Dr. Grams: Communication between the radiologist and the surgeon is crucial to maximizing the value of fluoroscopy. For more common indications and procedures, the order tends to be straightforward, and the key then is the thoroughness of the reporting: everything that is evaluated needs to be specified in the report, regardless of whether the findings are normal or abnormal. When the clinical question is more complicated, a consultation between the radiologist and surgeon and, in some cases, reviewing the images together, may be beneficial. So much clinical information is potentially obtainable from fluoroscopy of the upper GI tract, and it is vital to ensure that all of the information obtained in the fluoroscopy suite is transmitted to the surgeon, both before and after bariatric surgery.
AR: Any concluding thoughts?
Dr. Canon: Bariatric surgery is currently the most effective strategy for weight reduction in patients with obesity, a patient population that has risen dramatically in recent decades. A variety of surgical techniques and imaging modalities are available to the abdominal radiologist to evaluate bariatric patients before and after surgery. For the bariatric surgeon, preoperative upper GI fluoroscopic examination provides information that is critical to clinical decision-making. Postoperatively, these studies must be individually tailored to the patient, and defined by the anatomy and the clinical question.
Case Study 1
FIGURE 1. (A) Erect right lateral oblique spot image from postsurgical double-contrast upper GI exam using bicarbonate with high-density barium contrast agent. (B) Supine image from leak study using LOCM followed by low-density barium contrast agent after reoperation.
Case Summary: A 58-year-old male, status post Roux-en-Y gastric bypass and hiatal hernia repair, presented with worsening dysphagia, regurgitation, and recent unintentional weight loss of 40 pounds. Esophagogastroduodenoscopy (EGD) showed a tortuous esophagus.
Imaging Findings and Follow-up: Esophagram showed a large paraesophageal hernia (A), containing dilated loops of jejunum (arrow) with associated delayed emptying (approximately 5 mins) of contrast into more distal small bowel.
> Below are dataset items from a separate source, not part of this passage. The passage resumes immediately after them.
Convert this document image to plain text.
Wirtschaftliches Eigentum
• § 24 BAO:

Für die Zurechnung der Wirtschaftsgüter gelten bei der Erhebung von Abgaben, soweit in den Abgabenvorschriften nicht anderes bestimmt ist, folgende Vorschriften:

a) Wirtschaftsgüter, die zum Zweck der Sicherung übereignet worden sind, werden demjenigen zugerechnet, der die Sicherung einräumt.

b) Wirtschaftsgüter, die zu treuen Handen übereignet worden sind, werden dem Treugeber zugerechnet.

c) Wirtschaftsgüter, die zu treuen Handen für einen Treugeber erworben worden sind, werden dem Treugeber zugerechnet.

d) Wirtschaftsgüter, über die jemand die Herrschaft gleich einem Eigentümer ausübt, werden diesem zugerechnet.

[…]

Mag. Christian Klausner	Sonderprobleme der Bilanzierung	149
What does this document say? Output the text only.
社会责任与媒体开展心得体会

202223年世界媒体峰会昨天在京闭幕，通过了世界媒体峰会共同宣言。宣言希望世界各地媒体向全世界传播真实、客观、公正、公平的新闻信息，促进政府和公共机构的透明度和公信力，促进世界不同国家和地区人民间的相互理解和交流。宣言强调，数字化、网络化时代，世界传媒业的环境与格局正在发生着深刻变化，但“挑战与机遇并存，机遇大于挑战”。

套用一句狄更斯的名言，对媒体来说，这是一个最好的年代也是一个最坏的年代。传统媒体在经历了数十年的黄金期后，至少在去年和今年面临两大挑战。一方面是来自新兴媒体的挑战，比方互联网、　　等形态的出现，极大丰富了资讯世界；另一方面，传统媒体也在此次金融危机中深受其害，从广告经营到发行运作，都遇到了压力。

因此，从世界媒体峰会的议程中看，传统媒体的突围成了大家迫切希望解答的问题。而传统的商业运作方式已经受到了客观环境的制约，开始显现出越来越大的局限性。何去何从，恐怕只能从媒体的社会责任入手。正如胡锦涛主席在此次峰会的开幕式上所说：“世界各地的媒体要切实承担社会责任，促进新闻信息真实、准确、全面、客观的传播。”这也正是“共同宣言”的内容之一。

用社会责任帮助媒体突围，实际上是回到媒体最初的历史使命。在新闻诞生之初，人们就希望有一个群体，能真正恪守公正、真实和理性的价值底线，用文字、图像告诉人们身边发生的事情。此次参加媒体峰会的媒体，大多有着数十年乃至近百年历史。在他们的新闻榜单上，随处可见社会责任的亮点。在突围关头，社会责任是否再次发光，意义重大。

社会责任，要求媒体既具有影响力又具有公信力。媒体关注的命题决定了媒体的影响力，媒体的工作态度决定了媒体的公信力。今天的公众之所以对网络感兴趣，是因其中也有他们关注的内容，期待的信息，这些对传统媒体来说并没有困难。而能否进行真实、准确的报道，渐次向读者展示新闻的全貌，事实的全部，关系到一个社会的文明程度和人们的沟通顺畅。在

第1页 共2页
He was taken to the operating room for redo laparoscopic hiatal hernia repair. Follow-up study (B) revealed reduced small bowel below the hemidiaphragm. He did well and had an uneventful hospitalization. Upon postoperative follow-up, he reported resolution of his preoperative symptoms.
Diagnosis: Post-gastric bypass hiatal hernia
Discussion: Hiatal hernias after Roux-en-Y gastric bypass are relatively common and are thought to be largely asymptomatic. Typically, a portion or all of the cardiac pouch may be above the diaphragm. Symptoms may occur if there is obstruction in emptying the herniated contents or extrinsic compression of the esophagus or cardiac pouch by herniated contents.
Case Study 2
FIGURE 1. Supine image postoperative upper GI exam using
low-density barium agent.
Case Summary: A 66-year-old female status post-Roux-en-Y gastric bypass presented with daily epigastric pain, heartburn, and regurgitation after eating. Symptoms were refractory to proton pump inhibitors, H2 blockers, sucralfate, GI cocktails, and baclofen. A pH study and manometry were normal. EGD showed a patent anastomosis without stricture or ulceration. There did seem to be a long “blind” or “candy-cane” limb (Roux limb proximal to the gastrojejunostomy).
Imaging Findings and Follow-up: Esophagram confirmed a long blind limb (arrow) and demonstrated reflux of blind limb contents retrograde into the gastric pouch (star) and esophagus. The patient underwent laparoscopic resection of the long blind limb and had an uneventful hospitalization. Upon postoperative follow-up, she reported resolution of her preoperative symptoms.
Diagnosis: Candy cane syndrome
Discussion: Candy cane syndrome is a rare complication of Roux-en-Y gastric bypass, can be difficult to diagnose, and requires a high index of suspicion. It is caused by food or liquid passing into the blind segment of the Roux limb proximal to the gastrojejunostomy. This food or liquid can become lodged in the blind limb or reflux retrograde into the cardiac pouch and possibly into the esophagus.